11h:17: Ali Benhadj fait irruption dans la salle

A ce moment, l’ancien numéro 2 de l’ex Fis dissous, en quête sûrement de se faire remarquer, fait son entrée dans la salle d’audience et prend place non loin du box des accusés. Tous les regards sont alors braqués sur lui, accompagnés de commentaires. Il a fallu l’intervention de Mme Brahimi pour demander un peu de calme. Continuant son chapelet de questions à l’encontre de Foudad, elle lui demande quel était son rôle dans le placement des avoirs de la Mutuelle de la police dans l’agence des Abattoirs. «Je ne suis pas membre de la Mutuelle de la police. Je n’ai aucun rapport avec le conseil d’administration», se défend-il. L’ancien directeur de l’Ecole de police de Ain Benian soutient avoir bénéficié d’une carte Master Card et un autre Silvercard, sans pour autant les utiliser. La juge l’interrompt pour lui signifier qu’il n’avait pas le droit d’avoir une carte Master Card étant donné que son argent était en dépôt à terme. «J’ai 4000 FF», lâche-t-il sèchement. Par ailleurs, Foudad Adda soulève un point d’une extrême gravité. Il dit avoir été reçu par Djamel Tidjani, adjoint de M. Badsi, liquidateur de la banque Khalifa, pour lui demander de régulariser le nantissement. «Badsi s’est emporté et déchiré la note de traitement devant mes yeux. Dans le document en question, il est écrit que Foudad s’était présenté devant M.Tidjane pour régulariser la situation de nantissement et que la société hispano-algérienne a été apurée».

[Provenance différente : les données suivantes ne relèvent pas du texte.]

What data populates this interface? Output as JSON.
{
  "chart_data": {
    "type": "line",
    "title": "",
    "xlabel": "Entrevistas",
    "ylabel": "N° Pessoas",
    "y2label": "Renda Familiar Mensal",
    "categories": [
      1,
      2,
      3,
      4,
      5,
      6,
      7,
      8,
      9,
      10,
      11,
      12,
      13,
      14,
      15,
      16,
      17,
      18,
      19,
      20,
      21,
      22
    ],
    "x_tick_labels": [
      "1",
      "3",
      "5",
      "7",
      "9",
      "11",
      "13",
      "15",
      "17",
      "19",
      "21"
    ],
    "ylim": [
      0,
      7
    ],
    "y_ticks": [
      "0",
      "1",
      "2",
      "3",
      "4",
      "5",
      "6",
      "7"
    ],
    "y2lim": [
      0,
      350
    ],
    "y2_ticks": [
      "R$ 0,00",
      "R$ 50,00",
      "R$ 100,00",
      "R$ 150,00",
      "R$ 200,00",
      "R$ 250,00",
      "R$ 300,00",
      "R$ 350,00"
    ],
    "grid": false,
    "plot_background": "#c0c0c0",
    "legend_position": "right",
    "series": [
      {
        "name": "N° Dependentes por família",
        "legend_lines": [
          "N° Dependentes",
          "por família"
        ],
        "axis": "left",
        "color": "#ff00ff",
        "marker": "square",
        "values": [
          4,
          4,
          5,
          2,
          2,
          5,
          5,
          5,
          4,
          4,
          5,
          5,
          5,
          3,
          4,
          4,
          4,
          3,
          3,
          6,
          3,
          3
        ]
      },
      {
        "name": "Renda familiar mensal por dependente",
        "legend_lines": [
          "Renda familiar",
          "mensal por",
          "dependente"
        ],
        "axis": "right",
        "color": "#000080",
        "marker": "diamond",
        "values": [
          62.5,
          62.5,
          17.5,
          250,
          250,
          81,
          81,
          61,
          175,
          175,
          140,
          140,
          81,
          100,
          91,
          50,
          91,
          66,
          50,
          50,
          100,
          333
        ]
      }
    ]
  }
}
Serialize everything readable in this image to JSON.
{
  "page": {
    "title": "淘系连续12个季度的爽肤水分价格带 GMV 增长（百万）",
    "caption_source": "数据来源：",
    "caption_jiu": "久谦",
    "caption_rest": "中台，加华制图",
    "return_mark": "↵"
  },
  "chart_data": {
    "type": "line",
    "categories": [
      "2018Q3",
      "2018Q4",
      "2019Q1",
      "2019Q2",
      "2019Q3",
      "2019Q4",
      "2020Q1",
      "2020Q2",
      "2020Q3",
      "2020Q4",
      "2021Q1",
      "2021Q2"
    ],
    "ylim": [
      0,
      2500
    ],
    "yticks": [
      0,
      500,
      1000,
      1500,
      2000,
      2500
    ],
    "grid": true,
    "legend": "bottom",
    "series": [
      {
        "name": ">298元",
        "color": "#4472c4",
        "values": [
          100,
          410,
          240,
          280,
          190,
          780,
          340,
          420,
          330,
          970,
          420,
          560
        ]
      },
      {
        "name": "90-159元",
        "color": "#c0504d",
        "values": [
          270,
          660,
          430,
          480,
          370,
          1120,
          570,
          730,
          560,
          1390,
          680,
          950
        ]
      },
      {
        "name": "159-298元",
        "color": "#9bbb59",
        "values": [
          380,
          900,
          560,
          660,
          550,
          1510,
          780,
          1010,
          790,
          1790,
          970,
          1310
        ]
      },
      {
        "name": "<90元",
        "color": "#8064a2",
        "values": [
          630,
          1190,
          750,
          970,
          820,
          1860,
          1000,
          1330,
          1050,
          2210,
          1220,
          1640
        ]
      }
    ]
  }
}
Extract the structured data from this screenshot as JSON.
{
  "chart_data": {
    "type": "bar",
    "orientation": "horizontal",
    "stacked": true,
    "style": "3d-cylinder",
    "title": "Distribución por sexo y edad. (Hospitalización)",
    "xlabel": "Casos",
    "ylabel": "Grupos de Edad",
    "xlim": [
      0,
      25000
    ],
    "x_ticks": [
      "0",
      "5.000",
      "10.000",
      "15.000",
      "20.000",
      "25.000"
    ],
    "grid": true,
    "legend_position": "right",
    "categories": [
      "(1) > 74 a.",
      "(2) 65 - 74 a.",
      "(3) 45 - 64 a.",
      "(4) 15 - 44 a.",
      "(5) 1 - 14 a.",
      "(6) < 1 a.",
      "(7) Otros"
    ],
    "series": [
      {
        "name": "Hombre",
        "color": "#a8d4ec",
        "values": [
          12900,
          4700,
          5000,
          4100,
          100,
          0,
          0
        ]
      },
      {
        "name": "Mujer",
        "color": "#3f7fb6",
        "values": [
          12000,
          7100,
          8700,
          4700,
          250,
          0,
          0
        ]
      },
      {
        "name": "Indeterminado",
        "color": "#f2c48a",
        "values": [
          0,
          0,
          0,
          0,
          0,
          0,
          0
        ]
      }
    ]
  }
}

La colère de maître Miloud Brahimi

Le ministère public prend la parole pour demander à Foudad s’il avait une piscine dans sa villa. Cette question fait sortir de ses gonds maître Miloud Brahimi, jugeant la question trop déplacée du contexte. «On pose des questions en relation avec les faits», tonne-t-il avec rage. Il a fallu tout le tact et le sang-froid de Mme Brahimi pour ramener le calme. Après la remarque de l’avocat de l’accusé, le procureur général tente de recadrer ses questions. Il lui fait savoir qu’il avait affirmé être derrière le placement de 25.3 milliards de centimes de la Mutuelle de la police dans la banque Khalifa. Foudad balaie d’un revers de la main ces propos et dit être membre de la commission du contrôle, non pas celui du conseil d’administration composé de 9 membres, lequel est, selon lui, habilité à faire le dépôt en question. Dans l’après-midi, le tribunal cite en tant que témoin Ali Sadmi, président de la commission de régularisation de la Bourse d’Alger. Selon lui, le placement de la Bourse d’Alger à été estimé à 167 millions DA dans l’agence des Abattoirs et celle de Bouzaréah.

La même somme a été récupérée après le gel des opérations du commerce extérieur de la banque Khalifa en févier 2003. De son côté, Zeriat Mourad, ancien PDG de la Société de génie civil et du bâtiment sise à Boumerdès, affirme qu’il n’a pas eu à faire de placement des fonds de la société en raison des bonnes relations qu’il entretenait avec la BNA. Toutefois, il estime avoir reçu une carte thalasso qu’il n’a jamais utilisée.